Bir zalimi durduracak iç mekanizma, ahiret korkusu ve vicdandır. Bunlar ya kendi kendine harekete geçerler ya da dış tazyikle. Ama İsrail, zulümde sınır tanımıyor. Çünkü ahiret inancına veya ona benzer bir inanca sahip değil. Dolayısıyla vicdan da işlevsiz hale gelmiş. Neticede bir şekilde vicdanını rahatlatma gereğini de duymuyor.
Batılılar da en az İsrail kadar zalimdirler. Ama onların işledikleri korkunç zulümlerden sonra vicdanlarını nasıl rahatlattıklarını, hatta iç ve dış baskılarla bir yerde zulümlerine ara verme gereğini duyduklarını biliyoruz.
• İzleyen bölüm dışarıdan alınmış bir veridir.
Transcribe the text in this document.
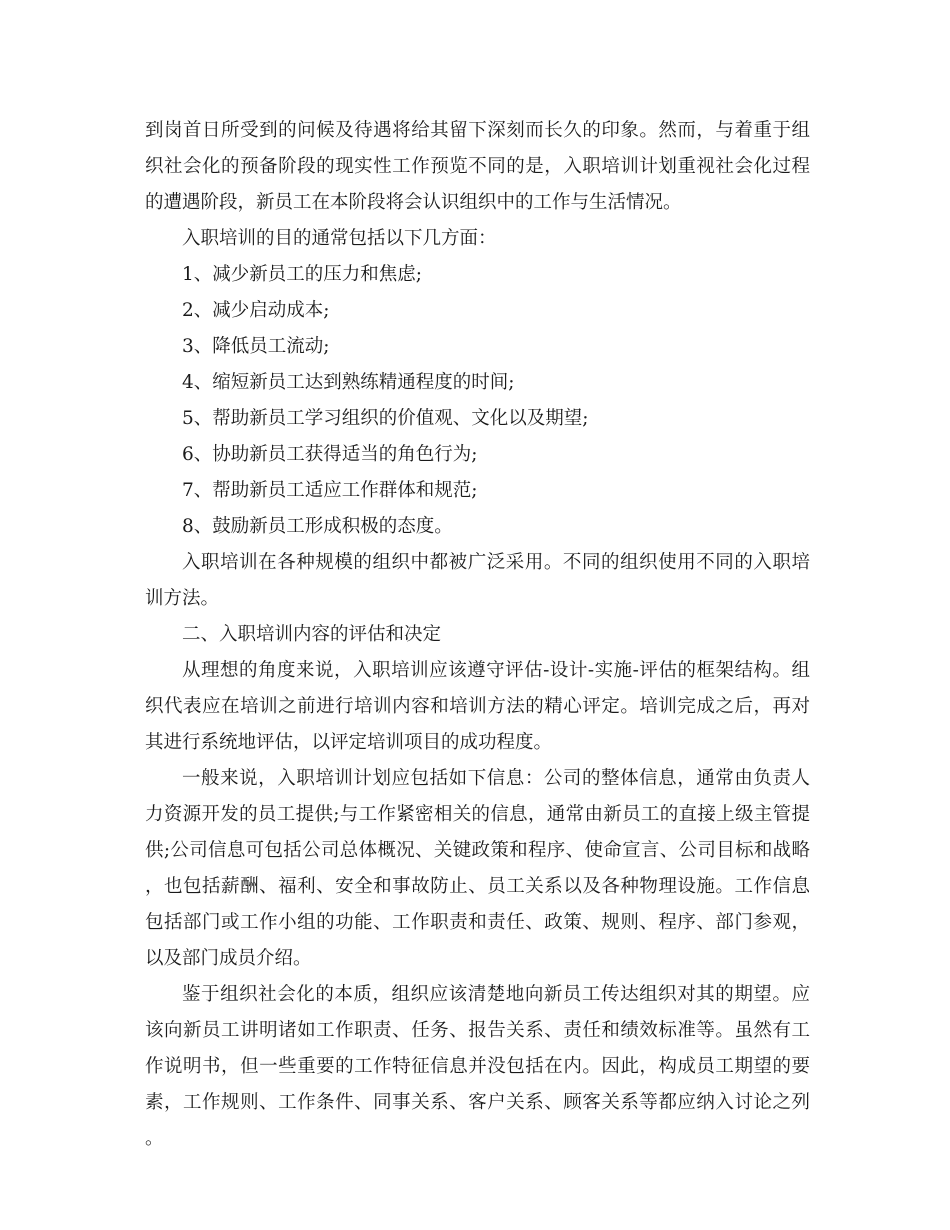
到岗首日所受到的问候及待遇将给其留下深刻而长久的印象。然而，与着重于组织社会化的预备阶段的现实性工作预览不同的是，入职培训计划重视社会化过程的遭遇阶段，新员工在本阶段将会认识组织中的工作与生活情况。

入职培训的目的通常包括以下几方面：

1、减少新员工的压力和焦虑;

2、减少启动成本;

3、降低员工流动;

4、缩短新员工达到熟练精通程度的时间;

5、帮助新员工学习组织的价值观、文化以及期望;

6、协助新员工获得适当的角色行为;

7、帮助新员工适应工作群体和规范;

8、鼓励新员工形成积极的态度。

入职培训在各种规模的组织中都被广泛采用。不同的组织使用不同的入职培训方法。

二、入职培训内容的评估和决定

从理想的角度来说，入职培训应该遵守评估-设计-实施-评估的框架结构。组织代表应在培训之前进行培训内容和培训方法的精心评定。培训完成之后，再对其进行系统地评估，以评定培训项目的成功程度。

一般来说，入职培训计划应包括如下信息：公司的整体信息，通常由负责人力资源开发的员工提供;与工作紧密相关的信息，通常由新员工的直接上级主管提供;公司信息可包括公司总体概况、关键政策和程序、使命宣言、公司目标和战略，也包括薪酬、福利、安全和事故防止、员工关系以及各种物理设施。工作信息包括部门或工作小组的功能、工作职责和责任、政策、规则、程序、部门参观，以及部门成员介绍。

鉴于组织社会化的本质，组织应该清楚地向新员工传达组织对其的期望。应该向新员工讲明诸如工作职责、任务、报告关系、责任和绩效标准等。虽然有工作说明书，但一些重要的工作特征信息并没包括在内。因此，构成员工期望的要素，工作规则、工作条件、同事关系、客户关系、顾客关系等都应纳入讨论之列。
Malum, bizim "tövbe"mize tekabül eden bir "günah çıkarma"ları var Hristiyanların. Her türlü günahı işledikten sonra bir kimse, kiliseye gidip gizli bir bölmede papaza günahını itiraf eder, Papaz da onu o günahtan arındırır. Çünkü inançlarına göre Papazın Tanrı adına günahları bağışlama yetkisi vardır. Vicdanı da rahatlar. Neticede hesap ahirete kalmamış (!) olur.
Bunların dinle, inançla alakası kalmamış laikleri de hemen hemen aynı mantıkla hareket ederler. Kültürel süreklilik ne de olsa. Yüz yıllardır gözlemlediğimiz gibi dünyanın her tarafında akıl almaz zulümlere imza attıktan sonra, artık amaçlarına ulaştıklarını düşündükleri bir zaman diliminde çıkıp özür dileyerek bu suçtan sıyrıldıklarını düşünürler. Dindarının "günah çıkarması" laikinde "özür dileme" formuna bürünmüş.
Hem Müslümanların "tövbe"si, hem de Hristiyanların "günah çıkarma"sı eninde sonunda Allah'ın huzuruna çıkıp hesap verme korkusunun bir yansımasıdır. Tanrıyı öldürdüklerini (!), dolayısıyla "günah çıkarma"ya gerek olmadığını düşünen laik batılıların "özür dilemesi" ise vicdan azabından kurtulma çabasının ifadesidir.
Ancak Yahudilerde Müslümanların "tövbe"sini ve Hristiyanların "günah çıkarma"sını hatırlatan kuralın işlediğine pek rastlanmıyor. Sadece kendi dinlerinin mensuplarına karşı işlenen suçlarda tövbe mekanizmasından söz edilebilir.